Running... The Wrong Way.

I wonder if I should change the PT out of the Military category. I rather like it there though. If nothing else I'll leave it as an homage. I hated running before I started training for the Marines. It was a motivational issue. I prefer spending my energy on others, instead of myself, and training for Boot Camp somehow felt like for Others.

Even in High School I ran just fast enough to complete that mile. Just enough to pass and not be the last person. GOD I never wanted to be that last person. Especially if I was one of the only girls who could do a freaking pull up ("Come on! Just imagine Leonardo DiCaprio's on top of that bar! You're WhatsHerFace reaching up for a kiss before you sink into the Ocean!!') *Yes, I am from THAT generation.*



THAT, is the Beginner's 5k Training Table for RunnersWorld.Com.

I wanted to poke the intermediate table, but it starts out at running 2m WHICH I discovered the other day I cannot do. Comfortably. Too long of a break. Though I needed it for my knee, I'm not sure if the COMPLETE loss of mileage is going to be worth it. I'm running a 5k on Saturday. Well, running as well as I can on 4 hours of sleep (Who the heck scheduled me for a 12 hour shift, ending at 1am, the night before my race? Bunch of jerks.) Anyway, there's no way out of the work, and I've been looking forward to this run since I still thought Shane would get to run with me. But without him, without my motivation this is, I'll be running completely for me, and not to impress anyone.

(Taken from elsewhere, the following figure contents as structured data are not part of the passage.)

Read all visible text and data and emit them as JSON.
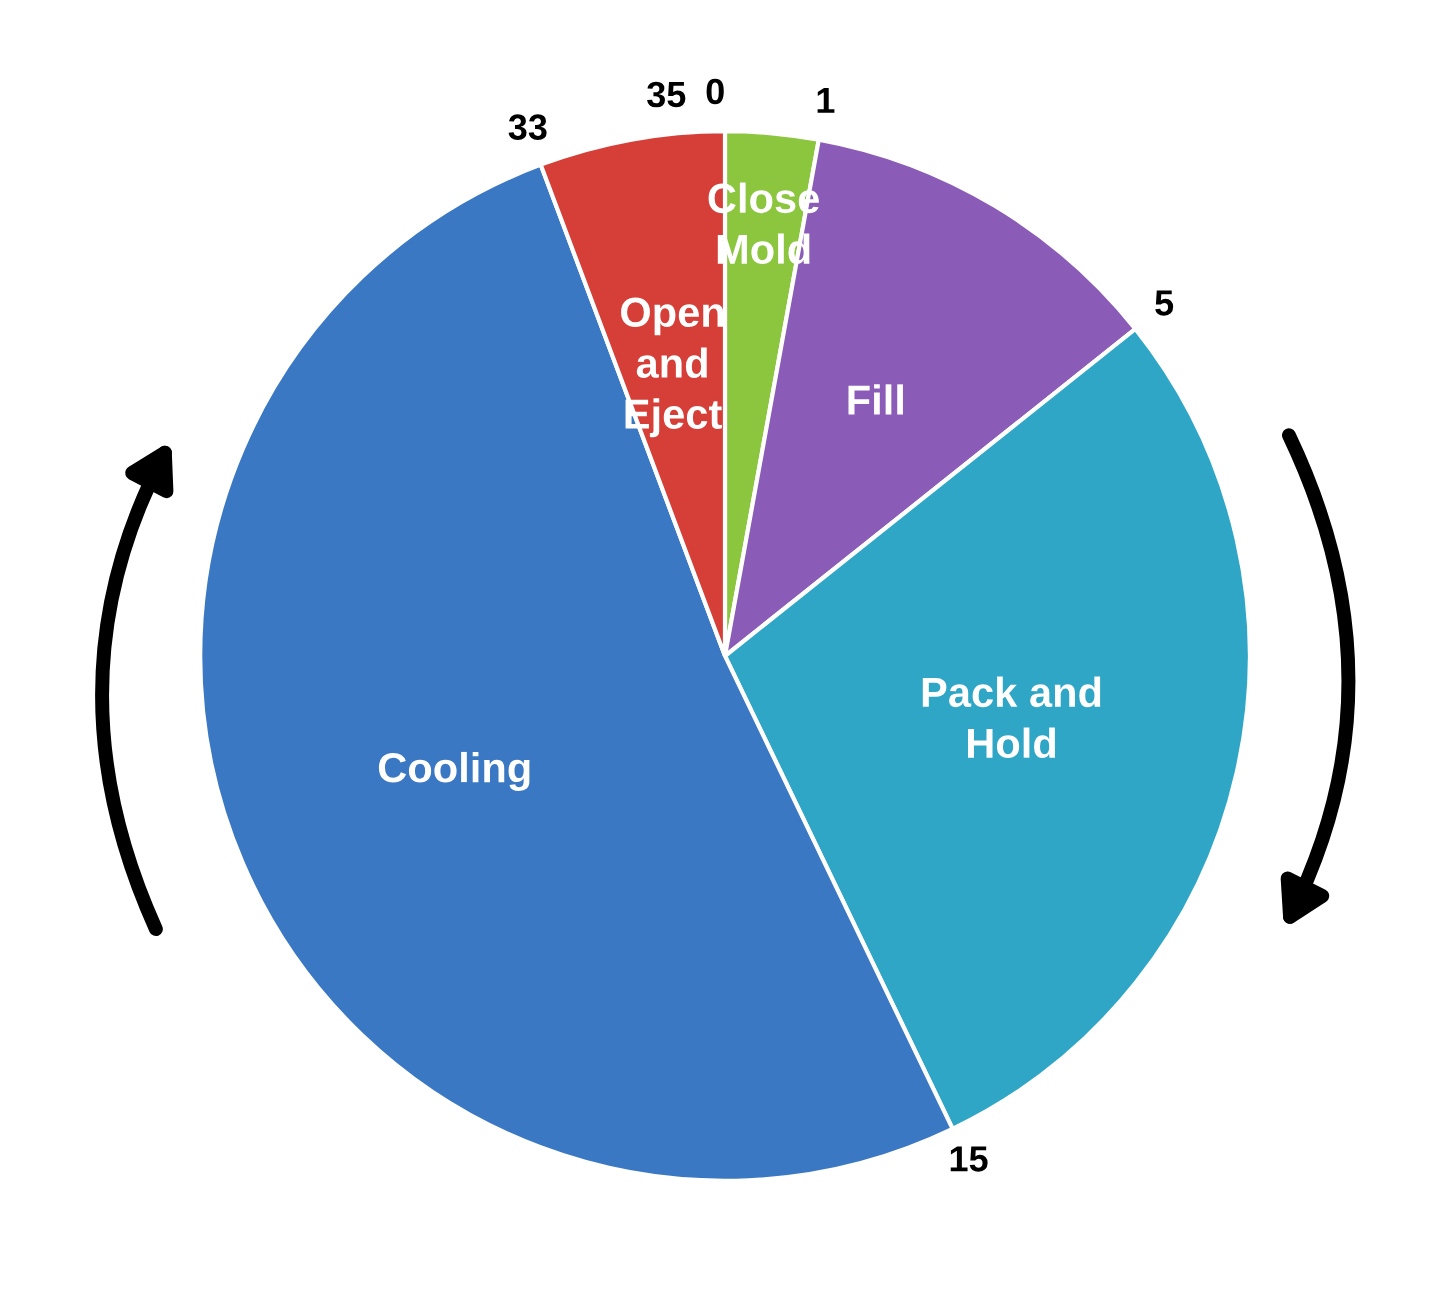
{
  "chart_data": {
    "type": "pie",
    "categories": [
      "Close\nMold",
      "Fill",
      "Pack and\nHold",
      "Cooling",
      "Open\nand\nEject"
    ],
    "values": [
      2.86,
      11.43,
      28.57,
      51.43,
      5.71
    ],
    "colors": [
      "#8cc63f",
      "#8a5cb8",
      "#2fa6c6",
      "#3b78c4",
      "#d63f38"
    ],
    "annotations": [
      "0",
      "1",
      "5",
      "15",
      "33",
      "35"
    ],
    "legend": false
  }
}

I have to remember that some of how I do will be based on situations I couldn't control. But I will still finish!! I may not finish as fast as I did for my first 5k. And I may look back later and see this race as a blemish on my record. (But I think that speaks highly on how I think I'll do after this :D)

I'm going to hold to the little 5k Training Schedule, since unfortunately most of my running must be done in the mornings when Shane is at work. He gets to do his Gym when I'm working in the evening, so our Together running is maybe once a week on his weekend. I miss running with him. He really is my motivation.

You should see him running with his shirt off. O_O


Ok, so that's it for now. Busting my butt with the wedding junk. Working hard hard OT hours. Just cleared $2,375 off the Credit Card of Doom! (Its not paid, just moved somewhere under 25%apr. I'll chip at it where it sits, comfy on it 11%apr.) I get married in 29 Days. He comes home in 5.



A little edit.



Ok, if I start this Monday, giving myself Sunday off to live in an IceBath after that run, I should do this. Now, Notice the 11th. "Run 30 Mins". There's a lil 5k in Wilmington, that Thursday before our wedding, and I would love for us to do it. IF, I can run 30 minutes, I can run a 5k! My first 5k was freaking 28:53! I'm not sure why it has 3.5, THEN 5k. Maybe because once you've distanced past it, 5k doesn't seem so bad.


I want to get to the point where he and I can do some of the shorter runs together, and later I can be confident enough for him to go do the longer runs I know he's capable of (so he's still challenging himself) and I can do the shorter ones by myself. I keep reading that it's going to take me longer to get to the point that he's already at, simply because I'm a female with a history of snapped bones and owie knees. It's ok. I'll run that marathon with him someday. Even if I'm 45.